Demand for Renewable Energy Fuels Investment
Prices for wind and solar in power purchase agreements generally edged downward during the first quarter, according to Level10 Energy.
LevelTen Energy, the Seattle-based renewable energy procurement company behind LevelTen Marketplace, an online platform that connects electricity sellers and buyers, has released its quarterly PPA Price Index report. The study provides an in-depth look at power purchase agreement price averages submitted through the platform, for both wind and solar projects, in five independent system operator regions, including CAISO, ERCOT, MISO, PJM and SPP.

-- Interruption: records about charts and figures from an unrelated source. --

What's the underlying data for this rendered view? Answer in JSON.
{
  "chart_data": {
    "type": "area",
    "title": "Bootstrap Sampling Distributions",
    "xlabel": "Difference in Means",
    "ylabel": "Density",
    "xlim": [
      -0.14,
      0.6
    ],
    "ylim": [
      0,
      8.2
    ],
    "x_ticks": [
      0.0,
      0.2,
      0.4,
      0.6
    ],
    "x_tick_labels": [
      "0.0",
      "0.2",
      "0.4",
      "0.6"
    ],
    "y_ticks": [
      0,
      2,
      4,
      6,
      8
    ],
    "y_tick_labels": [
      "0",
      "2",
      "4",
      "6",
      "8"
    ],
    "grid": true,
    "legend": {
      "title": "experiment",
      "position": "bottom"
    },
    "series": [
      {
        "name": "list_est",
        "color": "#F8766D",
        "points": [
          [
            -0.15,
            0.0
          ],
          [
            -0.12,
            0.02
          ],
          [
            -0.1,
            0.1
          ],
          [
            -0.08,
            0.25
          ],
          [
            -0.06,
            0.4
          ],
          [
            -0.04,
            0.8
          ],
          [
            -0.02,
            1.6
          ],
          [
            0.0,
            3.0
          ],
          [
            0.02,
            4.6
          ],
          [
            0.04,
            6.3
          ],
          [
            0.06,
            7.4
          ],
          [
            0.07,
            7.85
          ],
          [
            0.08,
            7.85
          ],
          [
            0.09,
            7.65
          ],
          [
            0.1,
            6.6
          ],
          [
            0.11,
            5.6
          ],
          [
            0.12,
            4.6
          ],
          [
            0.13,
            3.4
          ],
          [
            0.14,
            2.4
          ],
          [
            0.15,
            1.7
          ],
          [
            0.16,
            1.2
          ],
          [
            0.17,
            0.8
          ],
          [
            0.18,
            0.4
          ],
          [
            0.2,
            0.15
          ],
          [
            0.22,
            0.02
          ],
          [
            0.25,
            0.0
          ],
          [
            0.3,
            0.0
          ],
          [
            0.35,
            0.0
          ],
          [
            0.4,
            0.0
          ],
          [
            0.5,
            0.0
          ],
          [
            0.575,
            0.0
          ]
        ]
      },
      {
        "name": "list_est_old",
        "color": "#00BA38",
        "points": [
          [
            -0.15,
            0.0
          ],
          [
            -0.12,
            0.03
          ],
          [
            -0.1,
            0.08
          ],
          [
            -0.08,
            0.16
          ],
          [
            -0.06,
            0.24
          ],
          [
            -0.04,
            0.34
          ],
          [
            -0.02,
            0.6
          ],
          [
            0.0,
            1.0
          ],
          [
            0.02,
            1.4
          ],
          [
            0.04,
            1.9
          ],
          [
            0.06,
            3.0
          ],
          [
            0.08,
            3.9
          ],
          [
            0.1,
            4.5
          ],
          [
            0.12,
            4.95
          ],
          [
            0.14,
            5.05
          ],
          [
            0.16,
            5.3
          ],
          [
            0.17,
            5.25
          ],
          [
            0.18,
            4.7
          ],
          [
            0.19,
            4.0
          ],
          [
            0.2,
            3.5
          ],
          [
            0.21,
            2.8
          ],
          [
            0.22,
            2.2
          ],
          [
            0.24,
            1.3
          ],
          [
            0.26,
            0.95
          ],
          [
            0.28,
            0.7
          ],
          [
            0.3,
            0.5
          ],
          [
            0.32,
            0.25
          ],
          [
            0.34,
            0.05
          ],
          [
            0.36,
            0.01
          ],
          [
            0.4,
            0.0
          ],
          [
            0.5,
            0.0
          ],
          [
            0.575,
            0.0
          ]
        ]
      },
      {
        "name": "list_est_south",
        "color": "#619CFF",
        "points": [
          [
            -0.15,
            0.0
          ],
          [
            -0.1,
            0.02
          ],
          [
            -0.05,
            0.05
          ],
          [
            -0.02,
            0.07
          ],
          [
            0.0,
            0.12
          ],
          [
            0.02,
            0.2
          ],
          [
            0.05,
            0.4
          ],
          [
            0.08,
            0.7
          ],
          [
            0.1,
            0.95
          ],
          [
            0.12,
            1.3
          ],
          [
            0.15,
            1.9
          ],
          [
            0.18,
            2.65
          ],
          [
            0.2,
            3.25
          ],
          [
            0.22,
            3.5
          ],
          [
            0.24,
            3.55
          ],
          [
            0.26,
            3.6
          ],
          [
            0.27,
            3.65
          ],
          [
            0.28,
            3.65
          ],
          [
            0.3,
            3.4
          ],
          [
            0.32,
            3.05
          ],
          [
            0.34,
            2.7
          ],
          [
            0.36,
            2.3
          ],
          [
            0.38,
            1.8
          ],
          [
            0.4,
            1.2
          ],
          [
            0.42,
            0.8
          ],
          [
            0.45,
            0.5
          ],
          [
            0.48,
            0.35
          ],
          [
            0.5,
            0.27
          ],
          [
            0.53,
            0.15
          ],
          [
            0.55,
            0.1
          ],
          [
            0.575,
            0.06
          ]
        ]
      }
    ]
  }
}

The analysts included more than 1,100 price offers from more than 340 renewable energy projects submitted through the company’s marketplace. Compared with the findings from the previous quarter—when the solar PPA prices generally rose and wind prices were a mixed-bag—the first quarter registered a buyer’s market with a rising number of active projects.
Overall, the study found that wind and solar prices decreased $0.39/MWh or 2.3 percent across all markets, with CAISO marking the biggest drop for solar PPAs, a 15 percent slide from the last quarter of 2018. Wind prices, on the other hand, saw a 4 percent increase in the region, and the report’s authors anticipate the CAISO wind market to remain volatile and illiquid for the near future.
In the ERCOT region, PPA price averages for solar prices dropped by 6 percent, led by a 9 percent cutback in its west area. Prices in ERCOT for wind projects decreased the most, down 8 percent from the previous quarter, with its west zone marking the largest contraction of 11 percent. In the MISO district, solar and wind prices increased at Illinois, Indiana and Michigan hubs. In the PJM region, solar prices contracted by 3 percent, while wind prices rose slightly. In the SPP district solar prices contracted by 1 percent, and wind agreements slid marginally.
LevelTen conducted a survey of 40 utility-scale wind and solar project developers to determine the main drivers of these price fluctuations. Their findings reveal that of the six major market development factors, 30 percent of respondents said increased competition among developers had the largest impact on their project prices, while 25 percent of respondents attributed their price fluctuation to the changes in engineering, construction and procurement costs.
“We are seeing an increasing number of solar projects submitting requests to utilities to connect to the grid, and competition to interconnect and to sell electricity is increasing,” Henry Weitzner, CEO of Walden Renewables, told the researchers.
Other factors that influenced price changes include the phase down of federal tax credits (12 percent), increased risk exposure from new contract terms (10 percent), alternative offtake structures (10 percent) demand from utilities (5 percent) and demand from corporate buyers (5 percent).
The production tax credits and the investment tax credits for large wind projects will expire in 2020. For solar projects, the ITC will be reduced from 30 percent in 2019 to 26 percent in 2020. According to LevelTen’s survey, the tax credit changes may not have a dramatic impact on the rate of project development, according to 55 percent of respondents.
“Alongside this increase in competition, we’re seeing an increase in demand from corporations and utilities. It’ll be interesting to see the supply-demand dynamics shake out. For now, the growing supply of clean energy projects serves as an opportune time for energy buyers to take full advantage of a competitive market,” Rob Collier, vice president of development at LevelTen Energy, told Commercial Property Executive.